Carbohydrates and Fiber
Most of your carbohydrates should come from whole grains, vegetables and fruits. The bread, cereal and pasta in your diet should be mostly be 100 percent whole grain products. Whole grains are excellent sources of fiber, and a high fiber diet will reduce your inflammation.
Choose green leafy vegetables, green and brightly colored vegetables and lots of fresh whole fruits. You should eat at least five and preferably more servings of fruits and vegetables each day. Green vegetables and whole fruits are also important as sources of dietary fiber.
Berries are also a great food choice, especially blueberries and strawberries which are packed with anti-inflammatory phytochemicals and anti-oxidants. The pigments in brightly colored fruits, vegetables and berries contain many phytochemicals that have anti-inflammatory properties.
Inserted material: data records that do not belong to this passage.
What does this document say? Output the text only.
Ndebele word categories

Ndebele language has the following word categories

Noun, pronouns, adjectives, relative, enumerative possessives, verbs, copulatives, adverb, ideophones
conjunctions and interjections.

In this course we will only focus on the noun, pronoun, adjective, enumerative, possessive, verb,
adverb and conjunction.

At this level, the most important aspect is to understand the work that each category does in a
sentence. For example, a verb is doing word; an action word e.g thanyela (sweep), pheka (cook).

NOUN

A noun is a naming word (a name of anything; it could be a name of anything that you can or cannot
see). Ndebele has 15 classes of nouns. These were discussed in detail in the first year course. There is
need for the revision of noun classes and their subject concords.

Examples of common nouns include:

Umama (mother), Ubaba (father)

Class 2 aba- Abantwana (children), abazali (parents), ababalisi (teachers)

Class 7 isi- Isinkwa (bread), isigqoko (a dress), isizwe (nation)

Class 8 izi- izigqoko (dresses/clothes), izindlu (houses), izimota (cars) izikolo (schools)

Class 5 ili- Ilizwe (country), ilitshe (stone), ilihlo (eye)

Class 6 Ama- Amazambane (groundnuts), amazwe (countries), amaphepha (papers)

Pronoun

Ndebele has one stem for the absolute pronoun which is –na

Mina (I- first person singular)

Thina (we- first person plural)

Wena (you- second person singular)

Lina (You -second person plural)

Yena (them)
One example is quercetin, which is found in apple and red onion skins and has strong anti-inflammatory properties.
Your body needs water in the form of foods and beverages every day. The simplest and maybe best form of water is fresh drinking water. Other good fluid sources include 100 percent fruit juices, herbal teas, vegetable juices and low fat milk. About 20 percent of the water you need every day will come from the foods you eat.
Some people believe that allergy-like reactions to foods may increase inflammation and pain. These type of "food allergies" may make pain and inflammation worse. The underlying problem may be due to faulty digestion or excessive consumption of any particular food. Most any food that is consumed more than four days a week can be suspected as a possible allergen, but some of the more common allergic foods are milk and dairy, wheat, corn, eggs, beef, yeast and soy. Even healthy foods can cause problems if you are sensitive to them. There are blood tests that can be performed, or elimination diets that can be undertaken to determine the problem foods.
Over all, when you are choosing anti-inflammatory foods to help reduce your inflammation and pain, choose fresh foods instead of heavily processed foods. Here are some tips:
--Breakfast could be oatmeal served with fresh berries and walnuts, with a cup of soy milk.
--Snack on whole fruits, nuts, seeds, and fresh vegetables throughout the day instead of cookies and candy.
--Eat more fish and less fatty red meat.
--Stay away from deep fried foods and bake or stir fry your meals instead.
--Choose green, orange, and yellow vegetables for your side dishes.
--Drink plenty of water, fresh 100 percent fruit and vegetable juices, herbal teas and green tea.